Das Urteil zum Preis

Der Aufkleber-Schock hier ist echt. Der EX30 Cross Country startet bei 49.545 $ (nach Optionen).

Dies ist nicht das von Volvo beworbene 35,0-Dollar-300-Meilen-Auto. Dies ist ein 50.000-Dollar-EV mit schlechterer Reichweite als ein Basis-Toyota bZ4X. Die Frustration im Inneren, die fragwürdigen technischen Entscheidungen und die schlechte Effizienz in der Praxis machen diesen Preis ungerechtfertigt. Es ist nicht nur überteuert; Es fühlt sich gegenüber dem Käufer respektlos an.

Fazit

Der Volvo EX30 fühlt sich unfertig an. Es befindet sich noch in der Beta-Software- und Hardware-Reife. Es war ein Fehler, es zu diesem Zeitpunkt an die breite Öffentlichkeit zu verkaufen. Es ist zwar nicht ganz so katastrophal wie bei einigen Konkurrenten, aber für eine Marke, die für Qualität bekannt ist, ist es grenzwertig inakzeptabel.

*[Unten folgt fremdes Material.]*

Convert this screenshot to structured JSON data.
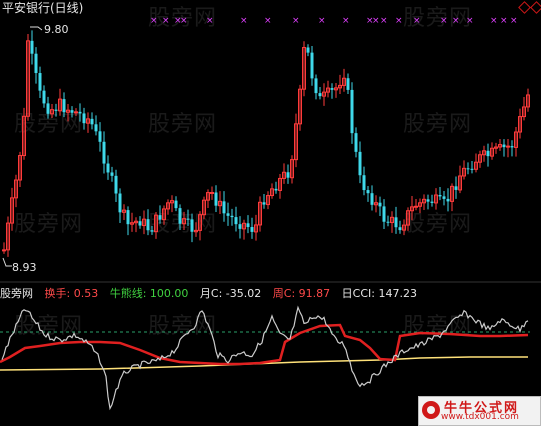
{
  "title": "平安银行(日线)",
  "price_high_label": "9.80",
  "price_low_label": "8.93",
  "watermark_text": "股旁网",
  "indicator_bar": {
    "name": "股旁网",
    "items": [
      {
        "label": "换手",
        "value": "0.53",
        "label_color": "#ff4a4a",
        "value_color": "#ff4a4a"
      },
      {
        "label": "牛熊线",
        "value": "100.00",
        "label_color": "#40d040",
        "value_color": "#40d040"
      },
      {
        "label": "月C",
        "value": "-35.02",
        "label_color": "#e6e6e6",
        "value_color": "#e6e6e6"
      },
      {
        "label": "周C",
        "value": "91.87",
        "label_color": "#ff4a4a",
        "value_color": "#ff4a4a"
      },
      {
        "label": "日CCI",
        "value": "147.23",
        "label_color": "#e6e6e6",
        "value_color": "#e6e6e6"
      }
    ]
  },
  "logo": {
    "main": "牛牛公式网",
    "url": "www.tdx001.com"
  },
  "colors": {
    "up": "#ff3b3b",
    "down": "#3fd9ea",
    "marker": "#e040ff",
    "bull_line": "#ffe27a",
    "week_line": "#e02020",
    "cci_line": "#cccccc",
    "dash_line": "#2aa06a"
  }
}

Ich besitze einen Volvo. Ich unterstütze die Marke seit Jahren. Es tut weh, sie so hart stolpern zu sehen. Auf dem US-Markt wurde der Stecker gezogen und Volvo ersetzt ihn Berichten zufolge durch eine überarbeitete Version (oft als EX60 oder überarbeiteter EX30 bezeichnet).

Ich hoffe, dass das nächste Auto hält, was es verspricht. Aber jetzt? Ich bin skeptisch. Diese spezielle Konfiguration des EX30 hätte niemals zu diesem Preis verkauft werden dürfen. Das Experiment scheiterte und der amerikanische Markt wurde dabei zerstört.

Konkurrenten, die man stattdessen in Betracht ziehen sollte

Wenn Sie ein kompaktes Elektrofahrzeug benötigen, das tatsächlich funktioniert:

  • Nissan Leaf: Immer noch eine Option, wenn auch in die Jahre gekommene Technik.
  • Tesla Model Y: Bessere Reichweite, besseres Ladenetzwerk und wahrscheinlich günstiger.
  • Toyota C-HR (oder bZ4X): Weniger aufregend, aber Zuverlässigkeit und Reichweitenvorhersehbarkeit sind für viele wichtig.